Openness and acceptance, characteristics engrained in Chabad representatives, are vital for anyone who wishes to make contact with Vancouver Island’s closet Jews. Many Jewish residents relocated there to escape oppressive family ties, haunting Holocaust memories, disappointments with more major Jewish communities. The local Conservative synagogue, Congregation Emanu-El, built after the gold rush in 1863, counts 210 families and individuals on its membership rolls.
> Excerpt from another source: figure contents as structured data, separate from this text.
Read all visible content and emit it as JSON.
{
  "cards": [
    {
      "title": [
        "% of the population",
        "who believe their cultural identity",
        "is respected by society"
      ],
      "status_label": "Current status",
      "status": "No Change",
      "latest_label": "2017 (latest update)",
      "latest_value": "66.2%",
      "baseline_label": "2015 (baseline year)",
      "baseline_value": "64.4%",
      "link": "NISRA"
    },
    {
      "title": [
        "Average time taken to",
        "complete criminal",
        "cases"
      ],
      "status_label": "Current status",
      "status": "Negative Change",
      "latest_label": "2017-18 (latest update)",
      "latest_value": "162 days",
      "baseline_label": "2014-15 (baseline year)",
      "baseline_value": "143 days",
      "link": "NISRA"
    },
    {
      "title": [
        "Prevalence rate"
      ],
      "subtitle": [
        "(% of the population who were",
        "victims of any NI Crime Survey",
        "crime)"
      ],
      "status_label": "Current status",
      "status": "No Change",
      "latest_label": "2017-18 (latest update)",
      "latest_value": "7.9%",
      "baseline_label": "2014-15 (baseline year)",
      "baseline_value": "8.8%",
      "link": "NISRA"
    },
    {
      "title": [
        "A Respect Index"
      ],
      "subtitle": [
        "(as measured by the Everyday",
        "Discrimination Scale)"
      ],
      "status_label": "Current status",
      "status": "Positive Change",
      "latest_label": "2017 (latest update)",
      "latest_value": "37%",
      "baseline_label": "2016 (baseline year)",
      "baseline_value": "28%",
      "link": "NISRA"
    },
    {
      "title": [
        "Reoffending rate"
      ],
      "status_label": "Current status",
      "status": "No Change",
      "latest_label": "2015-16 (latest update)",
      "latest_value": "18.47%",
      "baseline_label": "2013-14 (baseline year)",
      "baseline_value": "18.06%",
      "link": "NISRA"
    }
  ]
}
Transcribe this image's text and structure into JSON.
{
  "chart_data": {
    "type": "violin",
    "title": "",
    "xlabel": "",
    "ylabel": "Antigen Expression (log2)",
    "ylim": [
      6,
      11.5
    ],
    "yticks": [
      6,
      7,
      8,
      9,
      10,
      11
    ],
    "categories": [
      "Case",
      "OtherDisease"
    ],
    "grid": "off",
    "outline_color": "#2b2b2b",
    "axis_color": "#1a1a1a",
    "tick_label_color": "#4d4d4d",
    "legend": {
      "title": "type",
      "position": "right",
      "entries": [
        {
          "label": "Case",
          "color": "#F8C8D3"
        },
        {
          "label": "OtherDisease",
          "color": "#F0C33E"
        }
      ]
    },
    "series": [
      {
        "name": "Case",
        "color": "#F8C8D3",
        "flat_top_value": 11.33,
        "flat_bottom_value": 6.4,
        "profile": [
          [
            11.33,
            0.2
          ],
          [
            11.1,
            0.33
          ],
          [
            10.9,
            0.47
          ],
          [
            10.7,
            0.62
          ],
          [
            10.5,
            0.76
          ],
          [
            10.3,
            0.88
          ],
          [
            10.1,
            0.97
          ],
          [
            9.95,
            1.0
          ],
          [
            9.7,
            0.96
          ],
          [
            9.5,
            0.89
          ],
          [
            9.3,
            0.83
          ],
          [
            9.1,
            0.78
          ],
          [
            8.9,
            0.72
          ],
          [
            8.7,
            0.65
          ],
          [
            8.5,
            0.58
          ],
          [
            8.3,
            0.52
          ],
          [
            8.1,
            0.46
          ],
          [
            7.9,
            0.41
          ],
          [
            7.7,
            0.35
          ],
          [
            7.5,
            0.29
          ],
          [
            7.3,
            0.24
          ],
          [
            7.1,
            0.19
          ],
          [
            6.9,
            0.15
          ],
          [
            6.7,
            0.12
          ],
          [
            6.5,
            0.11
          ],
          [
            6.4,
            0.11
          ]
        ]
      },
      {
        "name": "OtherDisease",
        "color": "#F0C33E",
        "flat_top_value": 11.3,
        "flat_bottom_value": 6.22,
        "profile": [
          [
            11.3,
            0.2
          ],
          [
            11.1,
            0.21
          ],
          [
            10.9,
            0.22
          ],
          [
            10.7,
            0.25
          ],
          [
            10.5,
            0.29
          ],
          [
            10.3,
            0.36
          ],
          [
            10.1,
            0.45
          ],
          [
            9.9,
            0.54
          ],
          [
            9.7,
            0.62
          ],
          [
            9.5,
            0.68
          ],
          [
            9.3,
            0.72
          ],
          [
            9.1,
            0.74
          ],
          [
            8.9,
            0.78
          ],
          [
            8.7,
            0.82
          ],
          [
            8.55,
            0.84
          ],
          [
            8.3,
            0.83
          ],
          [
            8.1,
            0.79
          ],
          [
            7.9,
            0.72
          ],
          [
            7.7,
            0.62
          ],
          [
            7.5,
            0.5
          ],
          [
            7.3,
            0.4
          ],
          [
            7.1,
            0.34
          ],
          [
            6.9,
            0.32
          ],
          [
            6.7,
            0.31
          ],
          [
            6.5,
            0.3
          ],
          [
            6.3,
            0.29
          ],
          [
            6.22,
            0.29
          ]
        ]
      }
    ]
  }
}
Chabad’s mailings find their way to 800 families, but Chani Kaplan suspects the actual number is somewhere in the thousands. Narcis Kellow, a daughter of Israelis who moved to the island for the peace and quiet, heartily agrees. Kellow’s practice of speaking Hebrew to her daughters, Amelia, 5, and Shayna, 3, pulls fellow Jews right out of the woodwork. Whether at the park, community rec center, or while giving a near stranger a ride home, Kellow capitalizes on the random member-of-the-tribe sightings and patches them through to Chani Kaplan sure they will receive a warm welcome. “You can always call the Kaplans or knock on their door, and they won’t turn you away.” The experience is far removed from Kellow’s youth on the island when rabbis affiliated with other temples came and went. “I don’t remember any of their names,” she said. By enrolling her daughter in the Chabad Hebrew Preschool, sending her to winter and summer camp, Kellow’s providing an opportunity for her children to have what she did not. “Growing up, I never had a rabbi I could turn to. My daughter is growing up here with a rabbi she knows as her own, and when the time comes, her rabbi will perform the marriage,” said Kellow.

Long before little Amelia and Shayna hit those milestones, Chabad will have made many more strides. Its preschool, once located in the Kaplans’ basement, has grown into a cheerful, spacious educational center with 19 students. Parents are clamoring for Chabad to expand to a full kindergarten. For the past year and a half, kosher meat, cheese, and snacks have been available, through Rabbi Kaplan’s coaxing, at Aubergine, a specialty foods market. Challahs, baked by a friend of Chabad, Elisheva Milotay, are sold there as well. Jewish college students from the University of Victoria share Shabbat dinner with the Kaplans each month, and communal Friday night dinners are held at the Kaplan home just as often. One of the Jewish moms Kellow met by chance now brings her daughter to Chani’s weekly Bat Mitzvah Club. Sunday morning Tefillin Club, holiday celebrations, one to one Torah study opportunities, all are part of Chabad’s embrace of their singular island location.

“No matter how far you drive here, you won’t reach a bigger Jewish community,” said Rabbi Kaplan. “We know we need to be the address for anything Jewish – books, questions, weddings, funerals. Big or small. We want to be a center where Judaism will be something alive, up to date, something to be excited about and proud of.”